Film review: Lesbian Christmas kind of Rom Com – The Happiest Season
I watched the Happiest Season recently. This movie, starring Kristin Stuart (Bella from Twilight) and Alison Brie (Trudy from Mad Men) as those most lesbian of star crossed lovers (and most frequent young dyke hearbreak) – a closet case paired with an out-since-birth-with-supportive parents gal.
Closet case Harper impulsively invites her live in partner Abby home to her family for Christmas. Abby gets her besty to cover for her at work, and agrees to go along, hoping for romantic Christmas togetherness.
Harper’s family is a train wreck of painfully classist condescension. They are downright mean to each other, but particularly to Abby, who like Harper has been forced into a closet she’s never occupied before. Abby behaves with a lot of class despite all this. Harper on the other hand behaves badly, pretending to be straight, encouraging an interested ex boyfriend, and selling her partner down the river at every opportunity.
Abby’s best friend John is my favourite character. He is funny, quirky and down-with-the-patriarchy political, played by Canadian actor Dan Levy. He is more culturally lesbian than the lesbians, and is a good and loyal friend to boot. Him, I would have liked to see a movie about. The father, Ted, played by Victor Garber (also a Canadian-American) was not the nicest guy but does have enough depth that his actions overall end up making sense. Oddly enough, it feels like these two characters anchor the movie.

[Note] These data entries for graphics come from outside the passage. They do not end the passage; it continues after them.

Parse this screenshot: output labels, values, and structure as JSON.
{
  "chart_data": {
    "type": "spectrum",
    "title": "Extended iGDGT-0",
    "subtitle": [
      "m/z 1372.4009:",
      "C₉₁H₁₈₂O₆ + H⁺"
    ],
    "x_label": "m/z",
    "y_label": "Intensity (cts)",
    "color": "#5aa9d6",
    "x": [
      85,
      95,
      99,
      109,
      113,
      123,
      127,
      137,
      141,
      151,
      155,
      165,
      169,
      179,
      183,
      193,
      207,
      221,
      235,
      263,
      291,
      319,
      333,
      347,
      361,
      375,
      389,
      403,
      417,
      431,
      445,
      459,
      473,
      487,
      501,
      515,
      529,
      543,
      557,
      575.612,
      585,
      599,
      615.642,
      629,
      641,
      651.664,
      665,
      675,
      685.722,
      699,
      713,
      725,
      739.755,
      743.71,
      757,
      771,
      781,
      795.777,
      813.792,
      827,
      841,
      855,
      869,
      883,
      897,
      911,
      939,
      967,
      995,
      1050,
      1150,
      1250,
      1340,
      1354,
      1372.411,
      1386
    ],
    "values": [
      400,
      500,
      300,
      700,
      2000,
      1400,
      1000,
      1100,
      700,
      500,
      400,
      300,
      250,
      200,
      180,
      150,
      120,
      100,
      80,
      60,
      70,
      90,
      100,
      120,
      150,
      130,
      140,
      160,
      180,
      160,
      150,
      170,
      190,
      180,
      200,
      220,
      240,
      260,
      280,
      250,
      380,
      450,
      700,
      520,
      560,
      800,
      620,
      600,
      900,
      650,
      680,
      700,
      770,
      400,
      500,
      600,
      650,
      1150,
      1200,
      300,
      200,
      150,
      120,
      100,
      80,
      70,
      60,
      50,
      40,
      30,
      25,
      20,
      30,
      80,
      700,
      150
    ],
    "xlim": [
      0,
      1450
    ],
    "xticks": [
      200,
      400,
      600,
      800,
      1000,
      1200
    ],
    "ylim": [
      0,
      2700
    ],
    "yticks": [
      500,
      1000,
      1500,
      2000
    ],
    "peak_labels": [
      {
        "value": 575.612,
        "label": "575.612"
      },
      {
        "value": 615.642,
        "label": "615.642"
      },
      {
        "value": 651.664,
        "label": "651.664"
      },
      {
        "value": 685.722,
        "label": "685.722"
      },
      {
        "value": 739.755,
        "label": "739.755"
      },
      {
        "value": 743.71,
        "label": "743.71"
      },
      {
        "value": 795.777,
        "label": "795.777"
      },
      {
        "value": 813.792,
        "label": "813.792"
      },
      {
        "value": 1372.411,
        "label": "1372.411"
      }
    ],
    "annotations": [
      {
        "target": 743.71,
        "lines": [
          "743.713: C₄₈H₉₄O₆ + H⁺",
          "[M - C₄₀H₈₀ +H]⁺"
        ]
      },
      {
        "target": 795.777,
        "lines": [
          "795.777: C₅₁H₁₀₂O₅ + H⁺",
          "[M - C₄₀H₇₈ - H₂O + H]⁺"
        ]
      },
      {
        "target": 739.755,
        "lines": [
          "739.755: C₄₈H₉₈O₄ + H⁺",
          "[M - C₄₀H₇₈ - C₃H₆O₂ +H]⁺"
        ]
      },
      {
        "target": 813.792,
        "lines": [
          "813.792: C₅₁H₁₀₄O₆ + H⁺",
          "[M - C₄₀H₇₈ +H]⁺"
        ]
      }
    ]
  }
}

About mid way, I was really hoping that it would end with Abby dumping Harper’s sorry, disloyal, classism enabling, cowardly ass and perhaps taking up with Harper’s cute and kind ex girlfriend Riley, played by Canadian actress Mackenzie Davis. Abby and Riley end up in a gay bar together singing along to Christmas Carols with drag queens, and it feels in that moment they’ve found the true meaning of Christmas, far more real than the perfectly staged one at Harper’s family home.
I won’t spoil it for you, but you can guess how it ends – it is after all, a Christmas movie. I’d give it about three stars out of five. Is it better than watching a Hallmark movie about a plucky straight gal who wakes up in full makeup moving to the small town she grew up in to care for her mom/grandma/aunt and then ditches her rich city boyfriend and ends up with hunky small town guy? Yes, it is much better than that. So I’ll stop being such a cynical grinch, and support the nice lesbian movie.